Minimum Cost to Merge Stones

Difficulty: Hard Accuracy: 51.38%

Given an array stones[], where the ith element represents the number of stones in the ith pile.
In one move, you can merge exactly k consecutive piles into a single pile, and the cost of this move is equal to the total number of stones in these k piles.
Determine the minimum total cost required to merge all the piles into one single pile.

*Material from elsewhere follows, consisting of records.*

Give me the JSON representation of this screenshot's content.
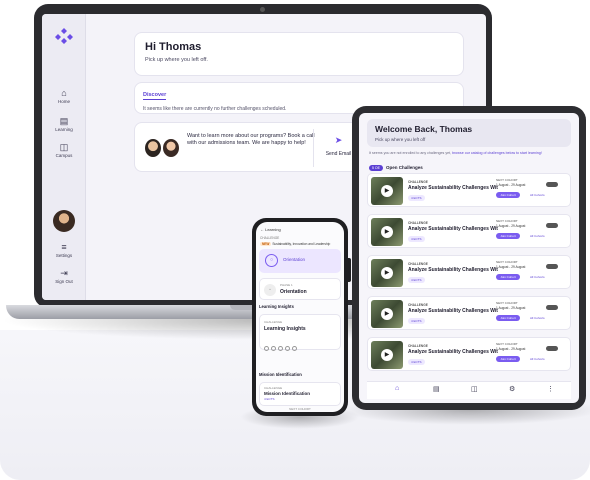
{
  "laptop": {
    "sidebar": {
      "nav": [
        {
          "label": "Home",
          "icon": "home-icon",
          "glyph": "⌂"
        },
        {
          "label": "Learning",
          "icon": "book-icon",
          "glyph": "▤"
        },
        {
          "label": "Campus",
          "icon": "campus-icon",
          "glyph": "◫"
        }
      ],
      "bottom": [
        {
          "label": "Settings",
          "icon": "settings-icon",
          "glyph": "≡"
        },
        {
          "label": "Sign Out",
          "icon": "signout-icon",
          "glyph": "⇥"
        }
      ]
    },
    "greeting": {
      "title": "Hi Thomas",
      "subtitle": "Pick up where you left off."
    },
    "discover": {
      "tab": "Discover",
      "message": "It seems like there are currently no further challenges scheduled."
    },
    "promo": {
      "text": "Want to learn more about our programs? Book a call with our admissions team. We are happy to help!",
      "action": "Send Email"
    }
  },
  "tablet": {
    "title": "Welcome Back, Thomas",
    "subtitle": "Pick up where you left off",
    "notice": "It seems you are not enrolled to any challenges yet,",
    "notice_link": "browse our catalog of challenges below to start learning!",
    "open_badge": "5 OE",
    "open_label": "Open Challenges",
    "rows": [
      {
        "kind": "CHALLENGE",
        "title": "Analyze Sustainability Challenges Wit",
        "badge": "4 ECTS",
        "next": "NEXT COHORT",
        "date": "1 August - 29 August",
        "join": "Join Cohort",
        "all": "All Cohorts"
      },
      {
        "kind": "CHALLENGE",
        "title": "Analyze Sustainability Challenges Wit",
        "badge": "4 ECTS",
        "next": "NEXT COHORT",
        "date": "1 August - 29 August",
        "join": "Join Cohort",
        "all": "All Cohorts"
      },
      {
        "kind": "CHALLENGE",
        "title": "Analyze Sustainability Challenges Wit",
        "badge": "4 ECTS",
        "next": "NEXT COHORT",
        "date": "1 August - 29 August",
        "join": "Join Cohort",
        "all": "All Cohorts"
      },
      {
        "kind": "CHALLENGE",
        "title": "Analyze Sustainability Challenges Wit",
        "badge": "4 ECTS",
        "next": "NEXT COHORT",
        "date": "1 August - 29 August",
        "join": "Join Cohort",
        "all": "All Cohorts"
      },
      {
        "kind": "CHALLENGE",
        "title": "Analyze Sustainability Challenges Wit",
        "badge": "4 ECTS",
        "next": "NEXT COHORT",
        "date": "1 August - 29 August",
        "join": "Join Cohort",
        "all": "All Cohorts"
      }
    ],
    "bottom_nav": [
      {
        "icon": "home-icon",
        "glyph": "⌂"
      },
      {
        "icon": "book-icon",
        "glyph": "▤"
      },
      {
        "icon": "campus-icon",
        "glyph": "◫"
      },
      {
        "icon": "settings-icon",
        "glyph": "⚙"
      },
      {
        "icon": "more-icon",
        "glyph": "⋮"
      }
    ]
  },
  "phone": {
    "back": "← Learning",
    "tag": "CHALLENGE",
    "new_badge": "NEW",
    "program": "Sustainability, Innovation and Leadership",
    "orientation": "Orientation",
    "pre_label": "PHASE 1",
    "step2": "Orientation",
    "section1": "Learning Insights",
    "card_kind": "CHALLENGE",
    "card_title": "Learning Insights",
    "section2": "Mission Identification",
    "card2_kind": "CHALLENGE",
    "card2_title": "Mission Identification",
    "card2_badge": "4 ECTS",
    "footer": "NEXT COHORT"
  },
  "colors": {
    "accent": "#5b3fd3",
    "accent_light": "#7a5cf0"
  }
}
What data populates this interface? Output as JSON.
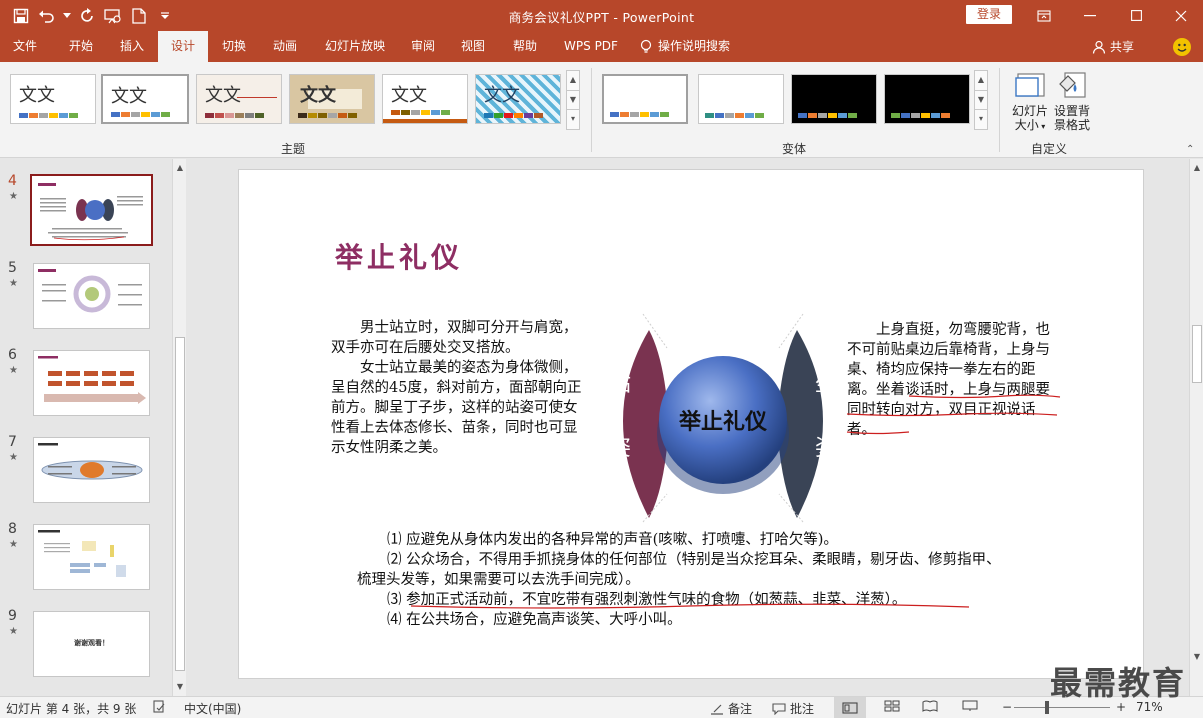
{
  "app": {
    "title": "商务会议礼仪PPT  -  PowerPoint",
    "login": "登录"
  },
  "tabs": [
    {
      "label": "文件"
    },
    {
      "label": "开始"
    },
    {
      "label": "插入"
    },
    {
      "label": "设计"
    },
    {
      "label": "切换"
    },
    {
      "label": "动画"
    },
    {
      "label": "幻灯片放映"
    },
    {
      "label": "审阅"
    },
    {
      "label": "视图"
    },
    {
      "label": "帮助"
    },
    {
      "label": "WPS PDF"
    }
  ],
  "tellme": "操作说明搜索",
  "share": "共享",
  "ribbon": {
    "themes_label": "主题",
    "variants_label": "变体",
    "customize_label": "自定义",
    "theme_text": "文文",
    "slide_size": "幻灯片大小",
    "slide_size_line1": "幻灯片",
    "slide_size_line2": "大小",
    "format_bg_line1": "设置背",
    "format_bg_line2": "景格式"
  },
  "slides_panel": [
    {
      "num": "4",
      "current": true
    },
    {
      "num": "5"
    },
    {
      "num": "6"
    },
    {
      "num": "7"
    },
    {
      "num": "8"
    },
    {
      "num": "9",
      "text": "谢谢观看！"
    }
  ],
  "slide": {
    "title": "举止礼仪",
    "center": "举止礼仪",
    "left_chars": [
      "站",
      "姿"
    ],
    "right_chars": [
      "坐",
      "姿"
    ],
    "left_para": [
      "男士站立时，双脚可分开与肩宽，双手亦可在后腰处交叉搭放。",
      "女士站立最美的姿态为身体微侧，呈自然的45度，斜对前方，面部朝向正前方。脚呈丁子步，这样的站姿可使女性看上去体态修长、苗条，同时也可显示女性阴柔之美。"
    ],
    "right_para": "上身直挺，勿弯腰驼背，也不可前贴桌边后靠椅背，上身与桌、椅均应保持一拳左右的距离。坐着谈话时，上身与两腿要同时转向对方，双目正视说话者。",
    "bullets": [
      "⑴ 应避免从身体内发出的各种异常的声音(咳嗽、打喷嚏、打哈欠等)。",
      "⑵ 公众场合，不得用手抓挠身体的任何部位（特别是当众挖耳朵、柔眼睛，剔牙齿、修剪指甲、梳理头发等，如果需要可以去洗手间完成）。",
      "⑶ 参加正式活动前，不宜吃带有强烈刺激性气味的食物（如葱蒜、韭菜、洋葱）。",
      "⑷ 在公共场合，应避免高声谈笑、大呼小叫。"
    ]
  },
  "status": {
    "slide_info": "幻灯片 第 4 张，共 9 张",
    "language": "中文(中国)",
    "notes": "备注",
    "comments": "批注",
    "zoom": "71%"
  },
  "watermark": "最需教育",
  "colors": {
    "accent": "#b7472a",
    "title_purple": "#8e2e63",
    "ellipse_left": "#7a3350",
    "ellipse_right": "#3a4456",
    "sphere": "#4a6fc4",
    "underline": "#cc1f1f"
  }
}
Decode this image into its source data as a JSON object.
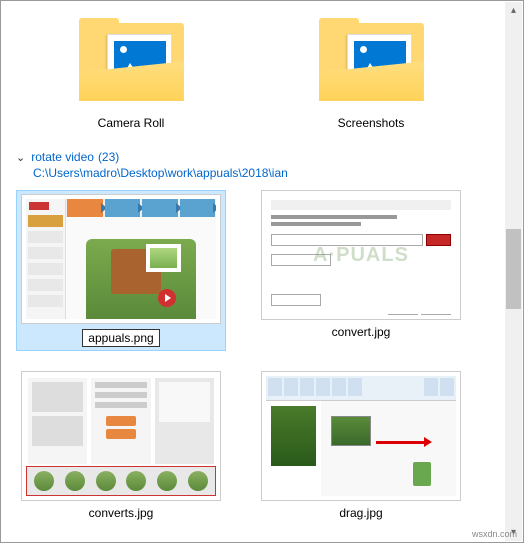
{
  "folders": {
    "camera": "Camera Roll",
    "screenshots": "Screenshots"
  },
  "group": {
    "name": "rotate video",
    "count": "(23)",
    "path": "C:\\Users\\madro\\Desktop\\work\\appuals\\2018\\ian"
  },
  "files": {
    "appuals": "appuals.png",
    "convert": "convert.jpg",
    "converts": "converts.jpg",
    "drag": "drag.jpg"
  },
  "watermark": "wsxdn.com"
}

If it is not possible to merge all piles into one according to the given rules, return -1.
Examples:
Input: stones[] = [1, 2, 3], k = 2
Output: 9
Explanation: Initially the array looks like [1, 2, 3].
First, we merge first 2 stones, i.e., 1 and 2, array becomes [3, 3] and cost is 1 + 2 = 3.
Then, we merge remaining stones, i.e., 3 and 3, array becomes [6] and the cost = 3 + 3 = 6.
Total cost = 3 + 6 = 9.
Input: stones[] = [1, 5, 3, 2, 4], k = 2
Output: 35
Explanation: Initially the array looks like [1, 5, 3, 2, 4].
First, we merge 1 and 5, array becomes [6, 3, 2, 4] and cost is 1 + 5 = 6.
Then, we merge 3 and 2, array becomes [6, 5, 4] and the cost = 3 + 2 = 5.
Then, we merge 5 and 4, array becomes [6, 9] and the cost = 5 + 4 = 9.
Finally, we merge 6 and 9, array becomes [15] and the cost = 6 + 9 = 15.
Total cost = 6 + 5 + 9 + 15 = 35.
Input: stones[] = [1, 5, 3, 2, 4], k = 4
Output: -1
Explanation: There is no possible way to combine the stones in piles of 4 to get 1 stone in the end.
Constraints:
1 ≤ stones.size() ≤ 30
2 ≤ k ≤ 30
1 ≤ stones[i] ≤ 100

Solution:
class Solution:
def mergeStones(self, stones, k):
n = len(stones)
if (n - 1) % (k - 1) != 0:
return -1

    ps = [0]
    for x in stones:
        ps.append(ps[-1] + x)

    dp = [[[float('inf')] * (k + 1) for _ in range(n)] for _ in range(n)]
    for i in range(n):
        dp[i][i][1] = 0

    for length in range(2, n + 1):
        for i in range(n - length + 1):
            j = i + length - 1
            for m in range(2, k + 1):
                for t in range(i, j, k - 1):
                    dp[i][j][m] = min(dp[i][j][m], dp[i][t][1] + dp[t+1][j][m-1])
            dp[i][j][1] = dp[i][j][k] + ps[j+1] - ps[i]

    return dp[0][n-1][1]